> Python 2.7 is what's running at Google. Not really surprising they're looking at this considering the fast approaching end of (core dev) support for Python 2.7.
I'd prefer that all new Python tools that need to support 2.x also support 3.x. It's an additional development cost, but IMHO, a worthwhile investment in the future.
That is pretty ridiculous. Pretty much all major libraries are Python 3 compatible and everyone is writing Python 3 (or should be). (Yes, I'm still on Python 2 but moving soon).
My python course at uni focused on python3. We talked about differences and toyed with both interpreters, but ultimately wrote all projects and assignments in 3. I'm sure this is the case for students at other schools too.
That's top-down change from the PSF/core dev team and some major library developers added dual 2/3 support. The users never arrived and it'll be 10 years Python3 has been available next December. I'd like to unify Python again but we as users didn't break it either. 10 years any reasonable person in charge would hang it up or change course.
Grumpy is pretty much what most everyone would actually want out of a new Python and may have arrived just in time.
I'm like really new to programming and I'm still just learning the basics, but I see this little addendum a lot from people who say everyone should be writing Python 3.

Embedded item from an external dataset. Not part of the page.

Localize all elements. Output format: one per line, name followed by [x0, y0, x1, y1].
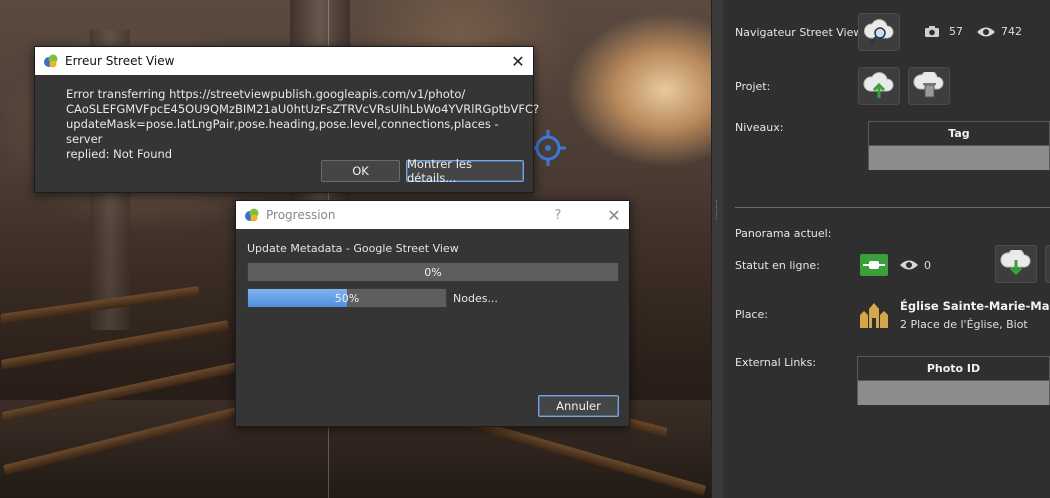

Well, the difference here is that Google seems to be looking at Golang as the future for their internal tooling currently implemented in Python 2.x, instead of Python 3.x. I'm curious to know how much additional work might be necessary for this to support 3.x, but it doesn't sound like that's part of their use case.

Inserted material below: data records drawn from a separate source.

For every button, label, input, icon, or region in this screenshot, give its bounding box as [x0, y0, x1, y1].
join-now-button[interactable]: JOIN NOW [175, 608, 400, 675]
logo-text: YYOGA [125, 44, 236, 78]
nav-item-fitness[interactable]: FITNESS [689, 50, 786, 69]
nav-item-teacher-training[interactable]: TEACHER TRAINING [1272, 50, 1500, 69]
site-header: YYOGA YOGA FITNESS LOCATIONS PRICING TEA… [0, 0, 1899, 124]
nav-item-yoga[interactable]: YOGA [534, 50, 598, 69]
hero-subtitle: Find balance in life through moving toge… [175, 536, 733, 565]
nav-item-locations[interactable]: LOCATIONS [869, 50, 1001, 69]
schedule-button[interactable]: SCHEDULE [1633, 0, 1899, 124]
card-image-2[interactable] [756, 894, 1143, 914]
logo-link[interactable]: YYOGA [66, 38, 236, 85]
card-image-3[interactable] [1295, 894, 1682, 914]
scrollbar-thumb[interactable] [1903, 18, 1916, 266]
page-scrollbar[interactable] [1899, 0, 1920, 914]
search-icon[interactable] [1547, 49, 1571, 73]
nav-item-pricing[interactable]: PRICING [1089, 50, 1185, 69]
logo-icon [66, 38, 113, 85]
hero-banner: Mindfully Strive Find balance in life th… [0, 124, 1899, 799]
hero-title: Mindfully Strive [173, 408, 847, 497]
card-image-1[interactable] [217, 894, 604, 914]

From Google's POV, Go is the future, not Python 3, they created it for this reason. As mainly a sysadmin these days, I tend to agree with them for their use-case. For deployment, performance and overhead, Go is great for system tools, which is reflected in the new toys in the "sysops" toolbox. Pretty much every-one of them is written in Go these days, where that used to be Python or for a brief period Ruby or C/C++ for the more performance sensitive stuff.